Quel a été le point de départ de votre recherche et pourquoi avoir fait de l’organisation apprenante l’objet central de votre recherche ?

En 2017, le rapport Taddéi Vers une société apprenante [1] a eu un certain retentissement médiatique et beaucoup d’institutions et d’organismes de formation dans le monde de l’éducation se sont revendiqués de l’organisation apprenante, du territoire apprenant, voire de l’académie apprenante ! Au sein des Coopératives Pédagogiques Numériques, la mise en réseau des acteurs motivés pour favoriser le partage et le travail collaboratif entre enseignants pour se former et produire des ressources en coopérant est en écho profond avec l’idée d’apprendre les uns des autres qui est au cœur du rapport. J’avais besoin d’explorer ce concept pour vérifier sa validité dans ma pratique de formateur. Dire que l’on est une organisation apprenante ne me semblait pas aller de soi : cela méritait que l’on interroge ce concept.
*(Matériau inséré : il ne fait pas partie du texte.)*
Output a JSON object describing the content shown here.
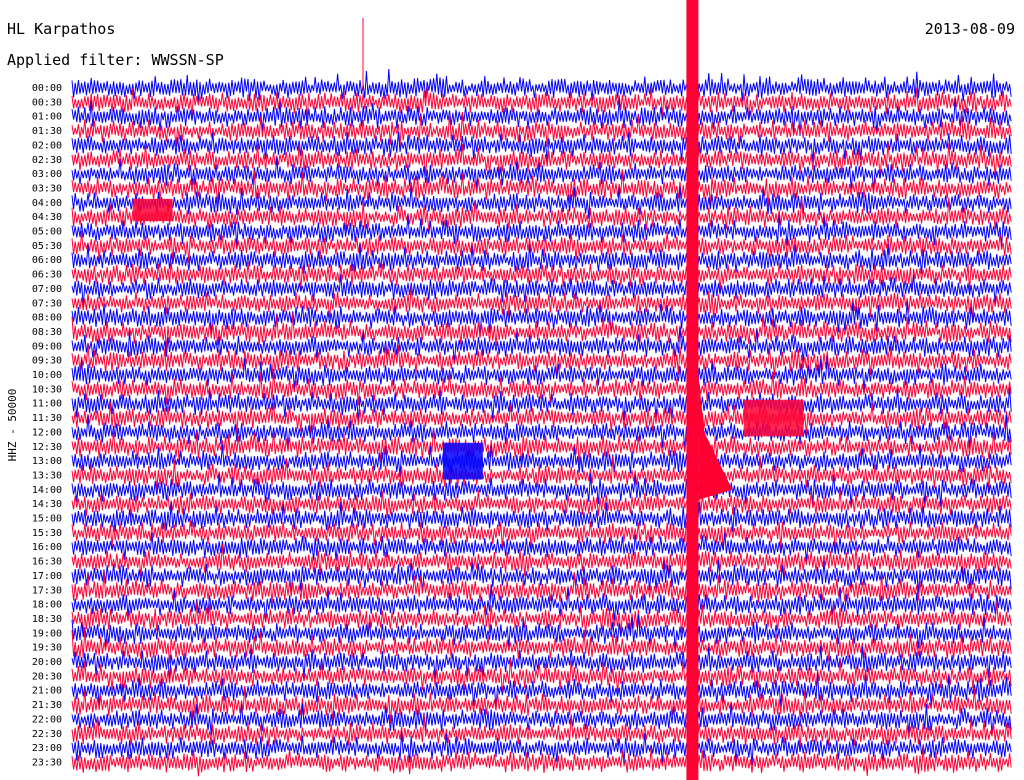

A priori, mon propre parcours de formation m’invitait empiriquement à le valider. En matière de numérique, je suis le fruit d’apprentissages protéiformes. Depuis mes premières heures d’informatique en primaire où je recopiais des programmes en BASIC sur un antique ZX81 jusqu’au dernier MOOC épisodiquement suivi, en passant par des journées de stage classiques, mes apprentissages du numériques ont pris des formes multiples, alternant des temps d’apprentissages formels, informels, autodidactes, dirigés ou autodirigés. L’idée que l’on apprend uniquement de phases d’apprentissages structurés et d’un maître ne correspondait pas à ma propre expérience. En matière de numérique éducatif, je dois beaucoup à tous ces collègues croisés çà et là, en établissement, en formation ou sur la toile, et qui m’ont transmis un truc, une astuce, une idée que je me suis appropriés.

Pourtant, en tant que formateur, j’éprouvais un relatif scepticisme quant à l’effectivité de l’organisation apprenante au sein de l’Éducation Nationale. Bien sûr, je voyais l’institution faire un pas et accepter par l’existence même des Coopératives Pédagogiques Numériques que d’autres modalités de formation étaient possibles. Néanmoins sur le terrain, ce n’est pas si simple. Depuis deux ans, je propose une forme de Proflab, basé sur l’échange de savoirs et de pratiques, dans le nord de l’Ille-et-Vilaine, les Popottes numériques. Tout le monde, enseignants comme chefs d’établissements. trouve l’idée enthousiasmante. Pourtant le temps de la formation venue, les effectifs présents pour se former sont bien maigres ... quand je ne suis pas tout bonnement contraint d’annuler !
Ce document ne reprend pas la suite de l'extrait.